Before Tunisia’s popular uprising in late 2010, the country was considered by many in the international community as a development success story. Economic growth was close to 4 per cent, 9 out of 10 children went to primary school, and life expectancy was an impressive 75 years.

But for many Tunisians this clearly was not enough: higher incomes and better access to services for some did not compensate for the ills and costs of corruption, repression, inequality and powerlessness. Nor did it satisfy their aspirations for greater justice, freedom and dignity.  In January 2011, popular protests ousted Zine el-Abidine Ben Ali from the presidency after 23 years in power.

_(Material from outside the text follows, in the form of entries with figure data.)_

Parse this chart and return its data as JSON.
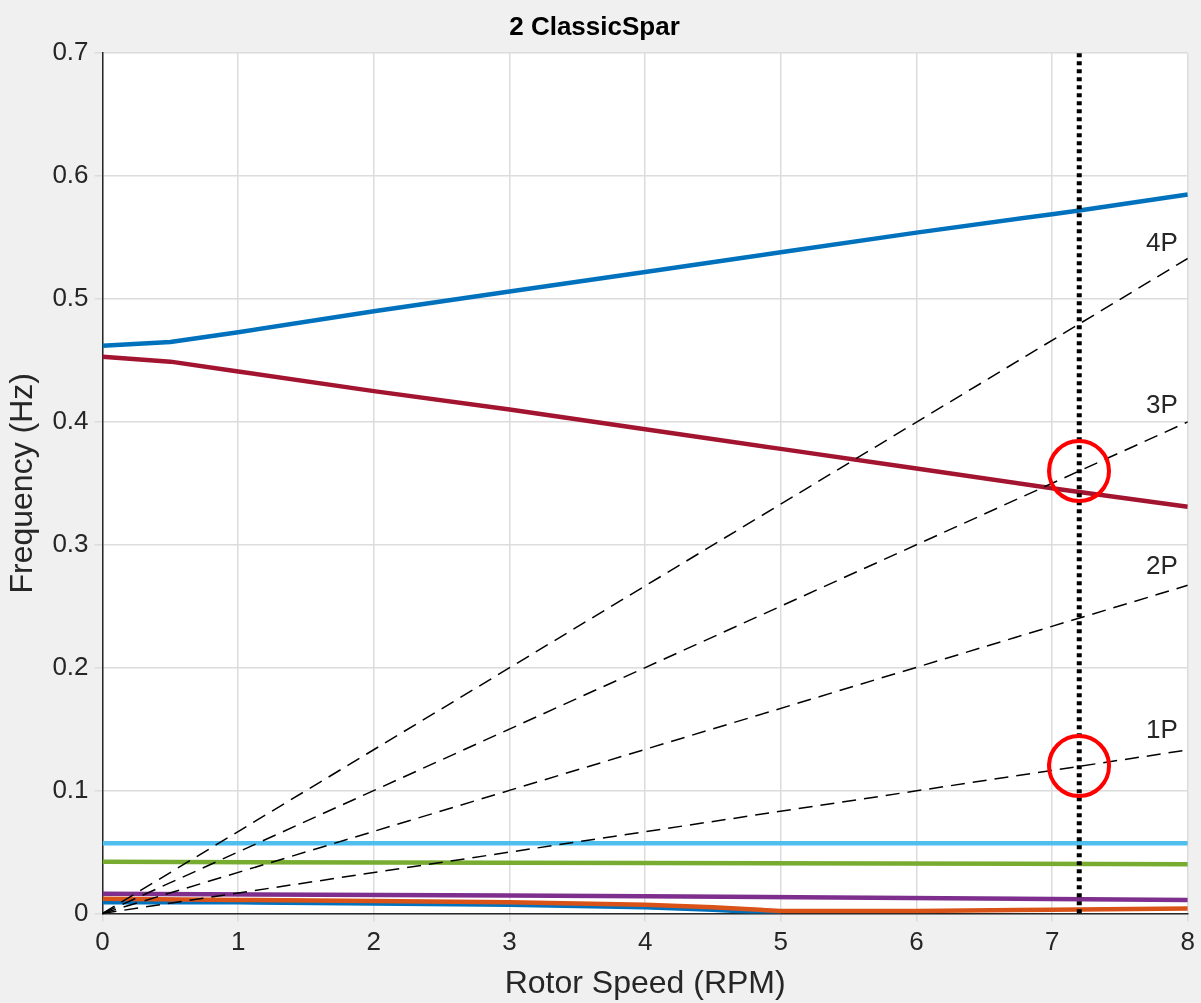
{
  "chart_data": {
    "type": "line",
    "title": "2 ClassicSpar",
    "xlabel": "Rotor Speed (RPM)",
    "ylabel": "Frequency (Hz)",
    "xlim": [
      0,
      8
    ],
    "xticks": [
      0,
      1,
      2,
      3,
      4,
      5,
      6,
      7,
      8
    ],
    "ylim": [
      0,
      0.7
    ],
    "yticks": [
      0,
      0.1,
      0.2,
      0.3,
      0.4,
      0.5,
      0.6,
      0.7
    ],
    "grid": true,
    "legend": false,
    "marker": "none",
    "series": [
      {
        "color": "#0072bd",
        "x": [
          0,
          0.5,
          1,
          2,
          3,
          4,
          5,
          6,
          7,
          7.2,
          8
        ],
        "values": [
          0.462,
          0.465,
          0.473,
          0.49,
          0.506,
          0.522,
          0.538,
          0.554,
          0.569,
          0.572,
          0.585
        ]
      },
      {
        "color": "#a2142f",
        "x": [
          0,
          0.5,
          1,
          2,
          3,
          4,
          5,
          6,
          7,
          7.2,
          8
        ],
        "values": [
          0.453,
          0.449,
          0.441,
          0.425,
          0.41,
          0.394,
          0.378,
          0.362,
          0.346,
          0.343,
          0.331
        ]
      },
      {
        "color": "#4dbeee",
        "x": [
          0,
          8
        ],
        "values": [
          0.057,
          0.057
        ]
      },
      {
        "color": "#77ac30",
        "x": [
          0,
          4,
          8
        ],
        "values": [
          0.042,
          0.041,
          0.04
        ]
      },
      {
        "color": "#7e2f8e",
        "x": [
          0,
          4,
          8
        ],
        "values": [
          0.016,
          0.014,
          0.011
        ]
      },
      {
        "color": "#0072bd",
        "x": [
          0,
          1,
          2,
          3,
          4,
          4.5,
          5
        ],
        "values": [
          0.009,
          0.009,
          0.008,
          0.007,
          0.005,
          0.003,
          0
        ]
      },
      {
        "color": "#d95319",
        "x": [
          0,
          1,
          2,
          3,
          4,
          4.5,
          5,
          5.3,
          6,
          7,
          8
        ],
        "values": [
          0.012,
          0.011,
          0.01,
          0.009,
          0.007,
          0.005,
          0.002,
          0.002,
          0.002,
          0.003,
          0.004
        ]
      },
      {
        "name": "1P",
        "color": "#000000",
        "line_style": "dashed",
        "x": [
          0,
          8
        ],
        "values": [
          0,
          0.133
        ]
      },
      {
        "name": "2P",
        "color": "#000000",
        "line_style": "dashed",
        "x": [
          0,
          8
        ],
        "values": [
          0,
          0.267
        ]
      },
      {
        "name": "3P",
        "color": "#000000",
        "line_style": "dashed",
        "x": [
          0,
          8
        ],
        "values": [
          0,
          0.4
        ]
      },
      {
        "name": "4P",
        "color": "#000000",
        "line_style": "dashed",
        "x": [
          0,
          8
        ],
        "values": [
          0,
          0.533
        ]
      }
    ],
    "ref_lines": [
      {
        "axis": "x",
        "value": 7.2,
        "color": "#000000",
        "line_style": "dotted"
      }
    ]
  }
}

While Tunisia’s struggle to consolidate rights-respecting democracy continues, its recent experience exposes the narrowness and inadequacy of many existing approaches to development.  It also reinforces the argument I have made in my lecture this evening: that development should be reframed more broadly, not just as higher income, but as the creation of conditions in which people everywhere can get an education, visit a doctor, and drink clean water, but also express themselves, associate with others, live free of abuse and discrimination, access justice, and with the chance for their voices to be heard and the opportunity to shape their future. 

As UN Secretary General Ban Ki-moon stated in July 2013: “Upholding human rights and freeing people from fear and want are inseparable.” 

A post-MDG global development agenda and development policies that embrace this essential truth will help promote better development – development that is more inclusive and just and that advances basic rights and freedoms for all. Freedom from fear as well as freedom from want.